David Luzzi presents to the Faculty Senate on Feb. 13 about the state of research at NU.

Maria Lovato, campus editor

Vice Provost for Research Innovation and Development David Luzzi gave a presentation on the state of student and faculty research at Northeastern during a Faculty Senate meeting Feb. 13, and fielded questions from faculty in the social sciences and humanities departments about how research is encouraged in their areas of study.

The key programs held by the Center for Research Innovation, including RISE and Gap Fund 360, are typically dominated by technology, engineering and business proposals, Luzzi said.
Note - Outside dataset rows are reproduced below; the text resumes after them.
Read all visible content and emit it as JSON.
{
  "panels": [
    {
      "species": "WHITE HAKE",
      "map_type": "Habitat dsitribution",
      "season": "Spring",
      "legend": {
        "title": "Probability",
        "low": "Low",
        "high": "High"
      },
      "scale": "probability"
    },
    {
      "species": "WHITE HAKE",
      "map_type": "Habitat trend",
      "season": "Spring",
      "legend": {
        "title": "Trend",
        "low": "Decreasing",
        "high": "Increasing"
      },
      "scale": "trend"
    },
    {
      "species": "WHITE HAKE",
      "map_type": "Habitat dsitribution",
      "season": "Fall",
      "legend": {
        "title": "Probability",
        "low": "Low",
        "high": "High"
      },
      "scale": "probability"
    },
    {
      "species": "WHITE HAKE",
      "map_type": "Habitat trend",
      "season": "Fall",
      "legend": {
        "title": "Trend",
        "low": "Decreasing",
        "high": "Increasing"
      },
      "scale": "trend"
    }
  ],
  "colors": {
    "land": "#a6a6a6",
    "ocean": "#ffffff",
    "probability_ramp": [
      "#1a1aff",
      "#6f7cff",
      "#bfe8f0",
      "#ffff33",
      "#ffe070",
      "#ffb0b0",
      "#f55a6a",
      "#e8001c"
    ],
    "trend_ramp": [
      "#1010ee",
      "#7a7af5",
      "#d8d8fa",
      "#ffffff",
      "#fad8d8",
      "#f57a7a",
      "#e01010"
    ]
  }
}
And while he is very interested in getting the social sciences and humanities more involved with research, he said he is not sure how to organize support or resources for “creative arts research.”

“How do we facilitate more activity, that’s the question,” Luzzi said during his presentation, adding that Northeastern is on its way to becoming the first truly global research university, considering its rapid growth trajectory in research grant requests.

Some faculty worry that too much focus is being placed on research that can be commercialized. Jennie Stephens, the director of the School of Public Policy and Urban Affairs, said that in addition to the typical business and entrepreneurship ventures, there’s valuable research that has a social impact.

“I think it’s maybe just the word ‘entrepreneurship’ tends to be framed around making money,” she said. “And there’s a lot of research, social science research, that is more about humanity, the public good, and it’s not about making money.”

Luzzi also spoke about the impact of the government shutdown on NU. He said about 80 percent of Northeastern’s research funding is federal, and that NU had to use $4.6 million of its own money to sustain operations. After the shutdown ended, however, the federal government refunded the university in full.